I questioned him about his reaction and he said how a careless investment landed him with Rs 10 lakh loss on an investment of Rs 5 lakhs plus his long-term investments. His story is typical of thousands of investors whose investment has vanished overnight.

They are excited at reports about a 1,000 point rise in the Sensex, apparently every few weeks, and want a piece of the action. However, they have neither the time nor the inclination to understand the investment process; so they hand over a chunk of money to a broker, sign the account opening and demat forms without reading them and wait to collect the profit.

Sinha tells me how he used to receive regular calls from his brokerage firm telling him he had made a profit of Rs 20,000 at one time and Rs 80,000 at another. After a particularly vicious correction, the calls stopped; but by then, he was confident that the company really knew all the ways to wealth and didn’t bother to check with them until it was time to file his tax returns. The firm then told him that it had not only lost his Rs 5 lakh investment in speculative trades but had also sold off his original blue chip holdings that were worth another Rs 5 lakh.

To add insult to injury, the Sensex has soared another 2,000 points since he lost his entire investment. The lesson: it doesn’t matter if the Sensex continues to power upwards, one big correction like the recent 180 point drop is enough to cause a specific retail investor to lose a big chunk of money.

I asked Sinha if he had filed a complaint with the regulator. He said, no; he had decided to write off the loss and stay away from the capital market forever.

Last week, a journalist friend had called to say how four of her relatives have lost Rs 17 lakh by similarly entrusting their money to a commodity brokerage firm. It had failed to anticipate the fall in crude oil prices and sank their savings.

Market intermediaries, investment experts and fund managers are usually contemptuous about such hard luck stories. Buyers beware, is what investors are always told after the loss. Even more depressingly, regulatory recommendations and the wisdom of Parliamentary committees are invariably based on hindsight and useless to those who have already lost their money. Take for example the parliamentary committee’s report on the IPO (Initial Public Offering) scam that was released last week. It pulled up Securities and Exchange Board of India (Sebi) and asked it to “remain alert and increase vigil” every time there is a bull run.

Well, recently the Sensex moved past 14,000 and we are also in the middle of a realty-stock led bubble. Wouldn’t it have been nice if the Parliamentary committee had strengthened Sebi’s hands with some direction regarding the current IPO situation? Instead it wants Sebi to investigate all IPOs floated since 1999 and report its findings.

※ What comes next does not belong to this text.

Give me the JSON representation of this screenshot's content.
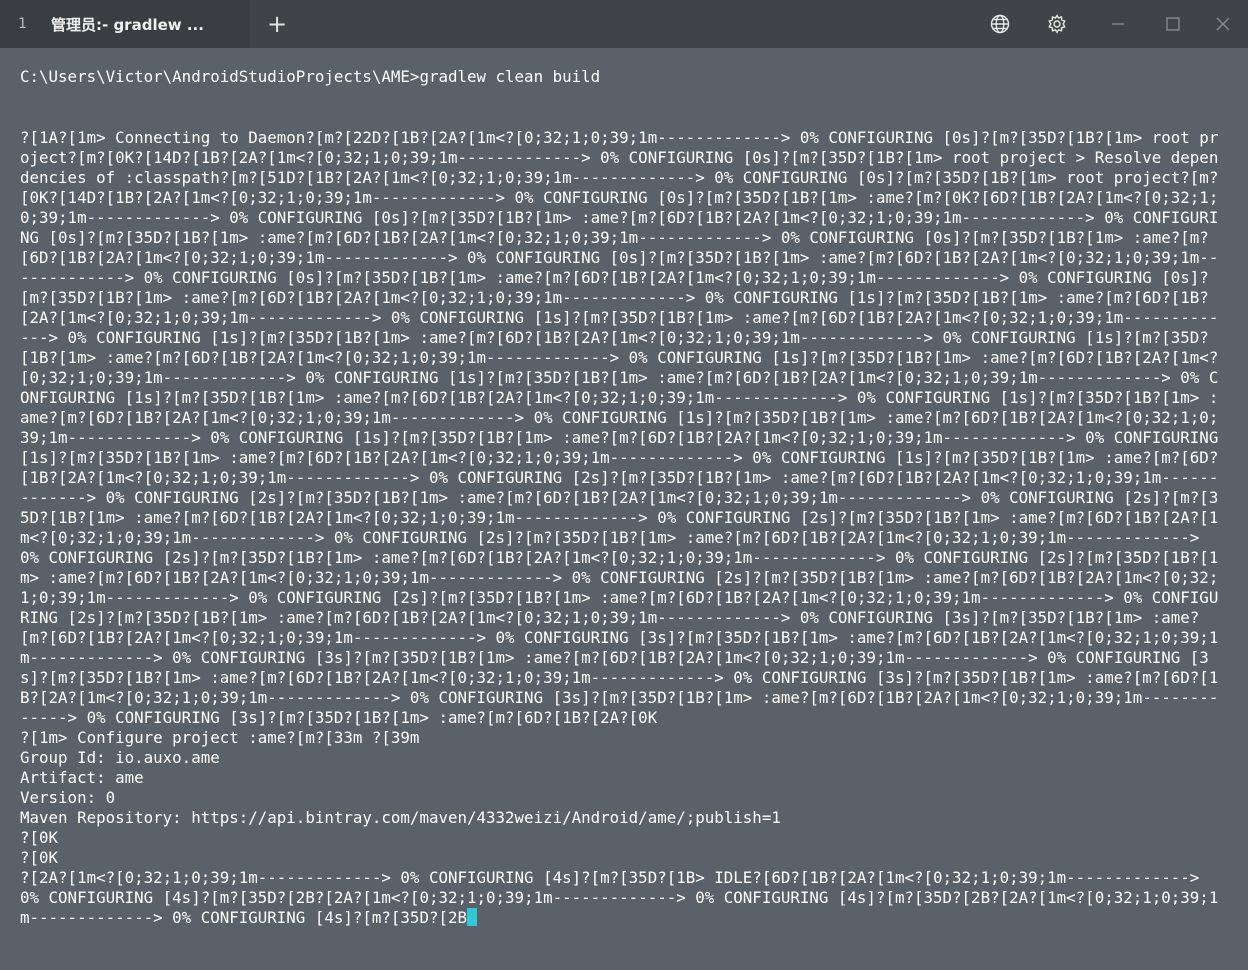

The standing committee is particularly harsh on the depositories. For instance, it has taken serious note of the fact that the National Securities Depository Ltd. (NSDL) was “aware of the irregularities in connection with opening of accounts from the year 2003”. It also considered it a “very serious matter that inspection reports have been reduced to a mere formality” and that its Disciplinary Action Committee had not met since inception. Interestingly, the Parliamentary committee may have backed Sebi’s “suggestion” regarding revamping of management of depositories, but NSDL continues to challenge all Sebi orders, including the scrapping of restrictive exit fees which has now reached the apex court.

Investor groups have long demanded better scrutiny and grading of IPOs, because ordinary investors find it difficult to comprehend complex disclosures and risk factors listed in the prospectus. However, the independent grading process has been stalledfor nearly two years due to pressure from companies wanting to raise public money and their investment bankers. At the same time, reputed mortgage financiers say that companies who would not be lent a crore of rupees based on a realistic valuation have raised several hundred crore from the capital market by exaggerating their land bank and inflating valuations.

Since Parliamentary committee members represent ordinary people, who lose money at every major bump and correction in the market, wouldn’t it be more useful to the public if they recommended preventive action by empowering regulators, instead of analyzing past scams?